Responding to the report, Robert Rivkin, the Transportation Department's general counsel, said the FAA "believes that all carriers ... meet an appropriate level of safety" regardless of whether they are in a code-share agreement.
After the Colgan crash, Transportation Secretary Ray LaHood and then-FAA chief Randy Babbitt announced an industry-government "call to action" and they held a well-publicized safety summit. An airline safety "action plan" released by FAA officials at the time promised that the FAA and the department would "develop the authority and processes to review agreements" between major carriers and their regional partners.
That plan said one of its short-term goals was that "major carriers should seek specific and concrete ways" to ensure that their smaller airline partner carriers adopt and implement the larger company's most effective practices for safety. That was to include periodic meetings to review safety data gathering programs and "to constantly emphasize their shared safety philosophy."
The inspector general's report said that although the FAA sponsors biannual information-sharing events for the airline industry, "it has not taken steps to encourage mainline carriers to consistently share safety information and best practices with their code-share partners."
The FAA dropped its plans to review code-sharing agreements because agency officials felt the largest airlines had taken steps to increase their safety sharing with their regional partners, the report said.
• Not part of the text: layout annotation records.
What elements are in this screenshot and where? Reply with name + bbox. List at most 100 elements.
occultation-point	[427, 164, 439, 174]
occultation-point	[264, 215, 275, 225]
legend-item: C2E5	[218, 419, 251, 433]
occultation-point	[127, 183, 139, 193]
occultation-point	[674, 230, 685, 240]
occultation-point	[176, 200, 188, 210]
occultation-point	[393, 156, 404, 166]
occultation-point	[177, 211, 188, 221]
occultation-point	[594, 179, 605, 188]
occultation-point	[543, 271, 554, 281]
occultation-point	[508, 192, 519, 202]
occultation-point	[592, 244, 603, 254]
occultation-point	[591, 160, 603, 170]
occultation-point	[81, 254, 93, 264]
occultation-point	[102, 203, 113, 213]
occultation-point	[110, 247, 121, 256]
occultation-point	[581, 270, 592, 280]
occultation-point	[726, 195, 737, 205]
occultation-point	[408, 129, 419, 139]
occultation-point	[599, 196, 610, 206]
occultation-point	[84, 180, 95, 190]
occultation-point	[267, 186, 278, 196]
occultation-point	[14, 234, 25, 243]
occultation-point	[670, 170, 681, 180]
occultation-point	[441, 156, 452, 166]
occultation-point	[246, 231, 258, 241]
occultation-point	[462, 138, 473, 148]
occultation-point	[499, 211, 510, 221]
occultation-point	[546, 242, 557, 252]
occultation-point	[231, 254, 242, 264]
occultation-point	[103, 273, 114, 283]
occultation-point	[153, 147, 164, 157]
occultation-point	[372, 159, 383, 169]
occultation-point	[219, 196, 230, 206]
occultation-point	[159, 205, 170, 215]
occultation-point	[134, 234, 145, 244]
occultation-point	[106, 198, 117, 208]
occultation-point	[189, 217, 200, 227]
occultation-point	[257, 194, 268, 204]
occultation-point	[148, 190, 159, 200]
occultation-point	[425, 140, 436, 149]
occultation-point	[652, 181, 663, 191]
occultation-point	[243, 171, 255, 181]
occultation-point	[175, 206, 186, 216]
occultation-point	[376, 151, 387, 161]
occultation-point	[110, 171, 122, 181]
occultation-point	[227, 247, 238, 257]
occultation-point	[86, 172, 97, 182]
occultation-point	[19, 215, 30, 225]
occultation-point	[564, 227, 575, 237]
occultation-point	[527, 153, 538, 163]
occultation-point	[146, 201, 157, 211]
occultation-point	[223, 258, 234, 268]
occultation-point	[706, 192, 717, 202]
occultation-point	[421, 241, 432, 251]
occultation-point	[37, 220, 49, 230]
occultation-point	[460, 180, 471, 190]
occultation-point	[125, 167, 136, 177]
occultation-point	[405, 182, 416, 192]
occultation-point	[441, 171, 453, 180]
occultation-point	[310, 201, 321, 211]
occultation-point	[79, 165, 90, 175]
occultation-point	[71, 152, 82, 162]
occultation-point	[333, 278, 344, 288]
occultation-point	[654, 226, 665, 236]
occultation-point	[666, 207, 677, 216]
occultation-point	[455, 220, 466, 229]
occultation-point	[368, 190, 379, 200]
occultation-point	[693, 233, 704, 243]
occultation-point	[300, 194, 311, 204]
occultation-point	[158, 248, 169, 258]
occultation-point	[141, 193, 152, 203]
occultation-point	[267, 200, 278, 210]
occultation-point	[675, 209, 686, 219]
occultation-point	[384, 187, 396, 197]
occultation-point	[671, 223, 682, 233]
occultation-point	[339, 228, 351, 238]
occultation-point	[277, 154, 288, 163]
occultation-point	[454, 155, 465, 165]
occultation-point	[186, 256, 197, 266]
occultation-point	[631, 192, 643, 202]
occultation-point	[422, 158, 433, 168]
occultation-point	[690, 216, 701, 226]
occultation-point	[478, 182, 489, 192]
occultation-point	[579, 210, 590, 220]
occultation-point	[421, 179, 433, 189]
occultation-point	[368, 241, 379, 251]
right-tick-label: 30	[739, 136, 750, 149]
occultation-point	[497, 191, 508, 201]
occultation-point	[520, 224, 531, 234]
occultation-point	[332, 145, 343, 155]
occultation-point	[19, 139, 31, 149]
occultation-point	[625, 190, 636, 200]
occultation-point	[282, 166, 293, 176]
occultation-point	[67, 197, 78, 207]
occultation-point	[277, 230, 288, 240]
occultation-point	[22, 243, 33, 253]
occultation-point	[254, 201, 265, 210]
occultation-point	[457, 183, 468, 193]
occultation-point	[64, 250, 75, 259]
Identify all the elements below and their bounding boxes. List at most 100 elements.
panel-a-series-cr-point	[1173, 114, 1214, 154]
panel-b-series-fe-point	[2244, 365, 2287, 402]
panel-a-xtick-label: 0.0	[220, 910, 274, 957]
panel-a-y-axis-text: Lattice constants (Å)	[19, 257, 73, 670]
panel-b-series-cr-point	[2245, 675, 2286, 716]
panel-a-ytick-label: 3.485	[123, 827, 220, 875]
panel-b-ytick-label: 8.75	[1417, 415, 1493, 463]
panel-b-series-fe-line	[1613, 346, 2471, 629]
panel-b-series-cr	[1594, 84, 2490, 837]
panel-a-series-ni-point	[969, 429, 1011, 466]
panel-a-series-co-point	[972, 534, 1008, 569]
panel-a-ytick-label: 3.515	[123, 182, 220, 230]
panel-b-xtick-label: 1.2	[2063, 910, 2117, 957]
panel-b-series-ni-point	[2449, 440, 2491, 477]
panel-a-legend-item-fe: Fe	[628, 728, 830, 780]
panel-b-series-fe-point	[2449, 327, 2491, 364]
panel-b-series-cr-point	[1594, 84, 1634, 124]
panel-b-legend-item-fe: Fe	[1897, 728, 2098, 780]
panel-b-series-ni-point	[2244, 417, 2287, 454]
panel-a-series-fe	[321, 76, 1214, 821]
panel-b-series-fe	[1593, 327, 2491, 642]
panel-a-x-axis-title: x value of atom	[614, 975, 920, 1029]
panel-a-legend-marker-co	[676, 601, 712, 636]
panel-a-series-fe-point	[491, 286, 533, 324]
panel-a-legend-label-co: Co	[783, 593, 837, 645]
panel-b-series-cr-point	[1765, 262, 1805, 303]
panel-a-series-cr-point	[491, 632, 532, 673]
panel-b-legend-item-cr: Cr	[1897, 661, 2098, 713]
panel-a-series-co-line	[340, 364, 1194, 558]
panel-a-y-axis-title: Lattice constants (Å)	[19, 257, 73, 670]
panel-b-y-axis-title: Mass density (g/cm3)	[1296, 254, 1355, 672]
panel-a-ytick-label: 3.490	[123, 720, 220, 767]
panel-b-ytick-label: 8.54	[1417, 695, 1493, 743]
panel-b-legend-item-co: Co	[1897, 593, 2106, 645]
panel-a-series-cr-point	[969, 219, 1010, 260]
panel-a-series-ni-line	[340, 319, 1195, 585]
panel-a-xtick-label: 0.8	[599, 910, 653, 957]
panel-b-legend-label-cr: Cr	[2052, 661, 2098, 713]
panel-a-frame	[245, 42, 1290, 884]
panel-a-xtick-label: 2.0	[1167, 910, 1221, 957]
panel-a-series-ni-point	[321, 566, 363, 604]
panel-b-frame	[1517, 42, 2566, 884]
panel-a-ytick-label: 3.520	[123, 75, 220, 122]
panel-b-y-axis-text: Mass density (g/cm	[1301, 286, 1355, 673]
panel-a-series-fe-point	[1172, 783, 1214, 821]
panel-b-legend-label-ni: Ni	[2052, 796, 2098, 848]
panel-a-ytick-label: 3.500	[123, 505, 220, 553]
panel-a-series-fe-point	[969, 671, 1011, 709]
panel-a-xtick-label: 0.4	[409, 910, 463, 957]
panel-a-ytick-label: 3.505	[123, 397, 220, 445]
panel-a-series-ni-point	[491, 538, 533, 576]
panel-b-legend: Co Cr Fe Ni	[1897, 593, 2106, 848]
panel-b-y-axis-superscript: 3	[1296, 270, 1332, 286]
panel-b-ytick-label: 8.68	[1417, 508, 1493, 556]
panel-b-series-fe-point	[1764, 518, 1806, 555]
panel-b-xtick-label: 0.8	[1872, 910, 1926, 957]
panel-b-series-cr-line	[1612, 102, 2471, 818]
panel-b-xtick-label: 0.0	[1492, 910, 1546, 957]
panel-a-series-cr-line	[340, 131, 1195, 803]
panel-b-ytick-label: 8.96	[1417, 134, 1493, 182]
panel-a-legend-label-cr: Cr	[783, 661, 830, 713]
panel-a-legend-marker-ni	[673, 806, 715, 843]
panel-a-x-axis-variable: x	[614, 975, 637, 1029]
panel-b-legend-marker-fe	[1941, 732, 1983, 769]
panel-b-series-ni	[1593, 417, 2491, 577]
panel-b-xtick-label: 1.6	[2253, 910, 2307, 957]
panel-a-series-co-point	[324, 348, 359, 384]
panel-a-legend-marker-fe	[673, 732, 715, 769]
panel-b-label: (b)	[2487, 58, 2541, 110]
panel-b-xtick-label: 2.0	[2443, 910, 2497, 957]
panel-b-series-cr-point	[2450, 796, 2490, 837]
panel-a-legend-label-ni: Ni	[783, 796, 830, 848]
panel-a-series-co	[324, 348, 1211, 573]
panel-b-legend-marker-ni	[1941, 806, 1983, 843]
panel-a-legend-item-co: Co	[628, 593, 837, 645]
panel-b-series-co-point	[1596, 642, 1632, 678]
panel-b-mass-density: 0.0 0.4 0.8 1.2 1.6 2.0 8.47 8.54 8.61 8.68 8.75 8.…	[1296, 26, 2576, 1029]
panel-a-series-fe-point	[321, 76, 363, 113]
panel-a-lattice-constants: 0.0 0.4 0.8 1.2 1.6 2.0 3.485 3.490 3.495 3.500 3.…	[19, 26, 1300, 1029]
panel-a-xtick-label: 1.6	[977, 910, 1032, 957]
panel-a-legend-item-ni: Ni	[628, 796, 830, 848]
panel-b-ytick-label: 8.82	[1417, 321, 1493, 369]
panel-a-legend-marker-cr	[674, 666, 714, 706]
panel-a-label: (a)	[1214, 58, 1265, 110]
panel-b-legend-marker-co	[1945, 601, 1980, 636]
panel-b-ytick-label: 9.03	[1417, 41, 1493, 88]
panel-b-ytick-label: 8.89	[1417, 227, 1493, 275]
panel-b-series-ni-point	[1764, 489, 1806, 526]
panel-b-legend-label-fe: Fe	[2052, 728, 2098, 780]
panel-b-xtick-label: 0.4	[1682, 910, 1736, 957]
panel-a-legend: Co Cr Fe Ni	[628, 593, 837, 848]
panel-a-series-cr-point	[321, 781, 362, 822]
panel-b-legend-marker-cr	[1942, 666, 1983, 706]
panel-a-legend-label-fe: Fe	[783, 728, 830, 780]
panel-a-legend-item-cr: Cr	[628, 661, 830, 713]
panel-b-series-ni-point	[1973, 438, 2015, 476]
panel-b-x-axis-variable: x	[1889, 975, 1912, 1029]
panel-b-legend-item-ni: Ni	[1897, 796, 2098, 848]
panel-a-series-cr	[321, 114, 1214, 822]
But the inspector general found that while that was true of one large airline, it wasn't the case for others. The report reviewed four major and eight regional carriers who participate in code share agreements, but did not identify the airlines.
Rivkin replied in a letter to the inspector general that the FAA doesn't make a distinction between "major" and "regional" carriers because "all of those carriers meet the same standards."
Scott Maurer, whose 30-year-old daughter, Lorin, died in the Colgan crash, said he was disappointed but not surprised by the inspector general's findings.
"These promises tend to end up becoming lip service," he said. "It sounds good at the time, but there is no follow through."
A year after the Colgan crash, then-Continental Airlines CEO Jeffrey Smisek angered victims' families when he said it was the FAA's responsibility to ensure Colgan's pilots were properly trained, not Continental's.
"We did not train those pilots. We did not maintain those aircraft. We did not operate the aircraft. But we expect them to be safe. We expect the Federal Aviation Administration to do its job," Smisek told a hearing of the House Transportation and Infrastructure Committee.
The father of a law student killed in the crash later cornered Smisek in the hallway outside the hearing room, complaining that his daughter bought her ticket from Continental, not Colgan.
Smisek is now the president and CEO of the holding company for United Airlines, which merged with Continental.